Supreme Court

Supreme Court Appointments a Big Deal Because Government Constantly Overstepping Bounds

If the other branches of government stayed within their constitutional limits, the Supreme Court wouldn't be as prominent.


"If you don't believe this election is important," said Bernie Sanders at the Democratic National Convention, "if you think you can sit it out, take a moment to think about the Supreme Court justices that Donald Trump would nominate and what that would mean to civil liberties, equal rights and the future of our country."

The wind-up there is pretty silly. If you don't believe the election is important, you probably didn't spend your precious leisure time watching Sanders address the DNC. There are a lot better shows on TV.

Sanders' pitch, however, is—as they say—resonant.

Fear about future Supreme Court nominees resonates among Democrats, who don't want to see Antonin Scalia replaced by another Antonin Scalia.

Worry over Supreme Court picks also resonates among Republicans: Ensuring a conservative majority on the court is a major reason to support Trump, said delegates to the GOP convention last month.

In one regard this is perfectly rational. Anthony Kennedy, the swing vote, is 80. Ruth Bader Ginsberg is 83. Stephen Breyer is 77, Clarence Thomas 68. Scalia's seat seems likely to stay open until at least November and probably until next spring. So President Obama's successor could appoint two, three, or even four justices, especially if he or she wins a second term.

In another regard, however, the heavy emphasis on the Supreme Court is rather dispiriting.

It is dispiriting because the court's principal function consists of setting the boundaries for government action. In that role, it ought to be heard from only on rare occasions—that is, if the other branches of government respect the limits the Constitution imposes upon them.

Unfortunately, the other branches do not, and the Supreme Court has had to step in time and again to yank their leashes—or, just as often, to let them run free.

During the Bush administration, the court had to put its foot down more than once with regard to habeas corpus. In Rasul v. Bush, it declared that the principles of habeas corpus applied even to non-citizens held at Guantanamo Bay.

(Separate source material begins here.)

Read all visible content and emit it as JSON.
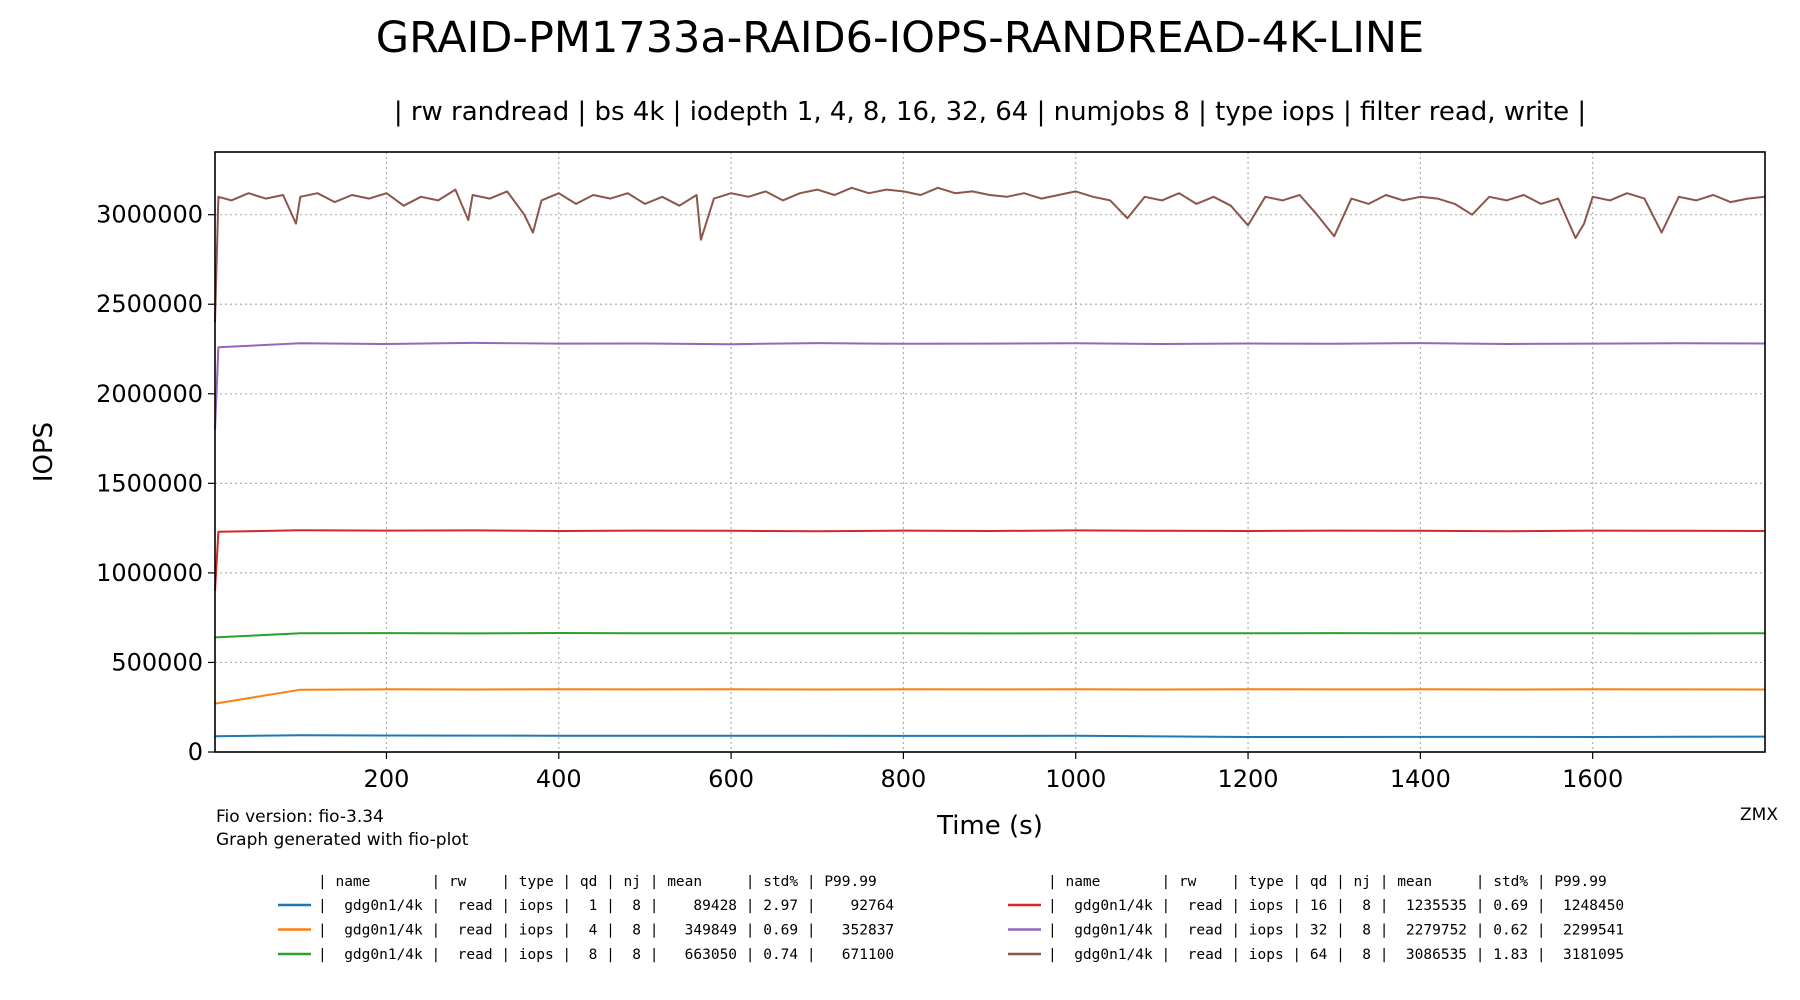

Congress tried an end-run around that ruling with the Military Commissions Act; the court ruled the legislation unconstitutional.

In 2008 and again in 2010, the Supreme Court ruled that the Second Amendment protects an individual right to keep and bear arms. In 2010, it defended the First Amendment when it ruled—in Citizens United—that government cannot censor books and movies just because they support or oppose the election of political candidates.

In 2012, the court upheld the constitutionality of Obamacare's mandate forcing people to buy insurance—but two years later it exempted religious employers from a similar mandate.

In 2015, it declared same-sex marriage a constitutional right and defended the First Amendment again from ordinances regulating signage. This year it brushed back restrictions on abortion and challenges to affirmative action in higher education.

Partisans have rarely greeted such decisions with Buddha-like serenity.

Republican Gov. Scott Walker of Wisconsin proposed a constitutional amendment to let states decide the legality of gay marriage. There is now substantial liberal support for repealing the Second Amendment, and it's pretty clear that Democrats have grown tired of the First Amendment, too: Hillary Clinton has threatened to rewrite it "in my first 30 days as president" to reverse Citizens United.

As the debate over Hobby Lobby demonstrated, many progressives also think religious liberty should be respected only in church—and sometimes perhaps not even then: Iowa's human-rights council recently had to rewrite a brochure on sexual orientation and gender identity that seemed to suggest churches might get in trouble for preaching the wrong things about such issues.

This is troublesome because of the misunderstanding it reveals about fundamental rights and liberties. By definition, individual rights have intrinsic worth and cannot be outweighed by competing considerations such as national security or a "level playing field" among political speakers during campaign season.

Yet too many today act as though rights have only instrumental worth: They are useful so long as they serve some higher purpose, but can be overridden for a sufficiently strong reason—such as a hoped-for marginal reduction in national health-care expenditures or a hoped-for marginal renaissance of the "traditional American family."


The result of this sort of thinking is that both Congress and the executive branch, both Republicans and Democrats, are constantly pushing to expand the scope of government power—always for a good cause, of course!—rather than respecting the proper boundaries of government action. And they all want the Supreme Court to thwart the opposition but enable their own designs.

Rather than obey the rules—the Constitution—they want the umpire to rewrite the rules in their favor. And so the Supreme Court, which should be called on to mediate such disputes only rarely, has become as politically important as the other two branches.

America doesn't need more politicians who will bend the Supreme Court to their will. It needs politicians who will keep their own designs within constitutional limits in the first place.